Mengayuh Syukur, Denni Sudiyono Tempuh Ribuan Kilometer Menuju Titik Nol Indonesia

-FOTO DOKPRI -
Dan lebih dari itu: usianya kini 67 tahun.
Perjalanan ini bukan iseng, bukan pencapaian olahraga. Ini adalah nazar. Wujud syukur karena ia telah selesai mengantarkan ketiga anaknya menikah.
“Yang pertama menikah 2017, yang kedua 2013, dan si bungsu baru saja menikah tahun ini,” katanya dengan mata berbinar. “Tugas saya sebagai ayah, selesai,” ungkapnya.
Sejak tahun lalu, ia mulai merancang perjalanan ini. Persiapan dilakukan perlahan—bukan hanya fisik, tapi juga mental. Tapi satu hal sudah lama ia miliki: cinta mendalam terhadap bersepeda.
Dulu, saat masih bekerja di Jasa Marga, ia rutin berangkat dan pulang kerja naik sepeda. Ia memiliki 10 unit sepeda, masing-masing punya kenangan. Sambil berseloroh, ia bilang “Istri saya cuma satu, tapi sepeda saya sepuluh. Jadi, kalau kata orang, saya poligami sepeda,” selorohnya lagi.
Sejak pensiun pada 2014, ia mengayuh sepeda setiap hari. Jam kerja barunya dimulai pukul enam pagi, kadang hingga jam sepuluh.

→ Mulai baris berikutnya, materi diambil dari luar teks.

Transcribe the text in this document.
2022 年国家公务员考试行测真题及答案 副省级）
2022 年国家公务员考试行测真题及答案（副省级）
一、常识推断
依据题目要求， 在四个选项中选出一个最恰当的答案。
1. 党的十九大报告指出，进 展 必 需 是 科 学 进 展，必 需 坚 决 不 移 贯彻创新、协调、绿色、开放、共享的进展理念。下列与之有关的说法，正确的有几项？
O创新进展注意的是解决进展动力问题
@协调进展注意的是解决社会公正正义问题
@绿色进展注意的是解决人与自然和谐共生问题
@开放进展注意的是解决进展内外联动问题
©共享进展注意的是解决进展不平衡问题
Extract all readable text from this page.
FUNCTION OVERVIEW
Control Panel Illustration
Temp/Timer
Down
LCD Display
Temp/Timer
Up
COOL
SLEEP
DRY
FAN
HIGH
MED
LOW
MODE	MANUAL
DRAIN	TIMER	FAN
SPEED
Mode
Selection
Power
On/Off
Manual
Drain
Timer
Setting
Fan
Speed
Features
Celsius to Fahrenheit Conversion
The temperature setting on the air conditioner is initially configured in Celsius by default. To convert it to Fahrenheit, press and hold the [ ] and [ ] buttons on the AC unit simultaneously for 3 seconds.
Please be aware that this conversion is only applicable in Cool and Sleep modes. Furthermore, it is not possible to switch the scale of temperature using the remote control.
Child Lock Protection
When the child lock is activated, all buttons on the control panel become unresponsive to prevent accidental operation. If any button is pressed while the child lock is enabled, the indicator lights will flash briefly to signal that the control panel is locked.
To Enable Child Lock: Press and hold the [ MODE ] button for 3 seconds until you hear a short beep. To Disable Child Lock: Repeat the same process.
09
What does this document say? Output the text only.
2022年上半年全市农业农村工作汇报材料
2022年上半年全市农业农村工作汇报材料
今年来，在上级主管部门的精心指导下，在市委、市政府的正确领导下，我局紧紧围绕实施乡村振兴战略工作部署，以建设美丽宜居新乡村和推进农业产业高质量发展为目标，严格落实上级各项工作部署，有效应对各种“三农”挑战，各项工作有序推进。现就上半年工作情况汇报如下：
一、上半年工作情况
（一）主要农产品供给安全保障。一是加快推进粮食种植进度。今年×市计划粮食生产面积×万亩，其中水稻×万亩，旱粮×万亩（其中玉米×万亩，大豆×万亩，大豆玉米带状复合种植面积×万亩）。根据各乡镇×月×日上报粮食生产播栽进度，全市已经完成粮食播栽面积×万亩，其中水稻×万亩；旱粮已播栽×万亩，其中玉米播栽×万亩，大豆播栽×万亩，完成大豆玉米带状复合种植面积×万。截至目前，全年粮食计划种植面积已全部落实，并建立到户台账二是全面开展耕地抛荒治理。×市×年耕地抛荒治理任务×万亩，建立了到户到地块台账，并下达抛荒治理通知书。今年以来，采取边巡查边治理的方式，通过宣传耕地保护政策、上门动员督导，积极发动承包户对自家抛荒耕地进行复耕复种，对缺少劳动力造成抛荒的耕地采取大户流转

Rutenya berubah-ubah, tapi satu hal tetap: semua orang yang ia temui di jalan adalah kawan seperjalanan—satpam, pedagang asongan, tukang parkir. Mereka adalah "rekan kerja"-nya di "kantor" bernama jalanan.
Perjalanan ini bukan yang pertama. Tahun 2013, ia pernah menempuh jalur Pontianak–Putussibau di Kalimantan Barat, dua minggu lamanya.
Tapi kali ini, ia menargetkan jarak lebih jauh: sekitar 2.330 kilometer. Ia menargetkan waktu sekitar satu bulan, karena sang istri sudah memberi izin hingga Agustus.
Menempuh perjalanan sejauh itu di usia senja tentu menantang. Tapi Pak Denni tak gentar. Ia tahu batasnya. Tak ada target waktu kaku. Jika lelah, ia istirahat. Jika tanjakan terlalu berat, ia tuntun sepeda. “Kata istri, jangan maksa. Jadi ya, senyamannya saya saja,” tuturnya santai.
Ia juga tak ingin menyusahkan siapa pun. Di sepanjang jalur yang biasa dilintasi para pejalan ekstrem, sudah tersedia titik-titik istirahat yang disediakan komunitas atau warga lokal.
Seperti saat di Bakauheni, saat ia semula hendak tidur di musholla, tapi diarahkan ke area khusus bagi peziarah jalanan seperti dirinya.
Setelah Bandarlampung, rutenya akan lanjut ke Pringsewu, Kota Agung, hingga terus menembus wilayah paling barat Indonesia.
Bagi Pak Denni, ini lebih dari sekadar perjalanan fisik. Ini perjalanan batin. Perjalanan untuk menepi dari rutinitas, menyelami makna hidup, dan mensyukuri setiap langkah yang telah ia tempuh. “Kalau anak muda bilang, ini healing,” katanya sambil tersenyum.
Dan kelak, saat ia kembali ke rumah, ia tak hanya membawa cerita, tapi juga rasa baru: bahwa hidup, jika dirayakan dengan tulus, bisa sesederhana mengayuh sepeda di bawah matahari, menuju ujung paling jauh dari tanah air yang ia cintai.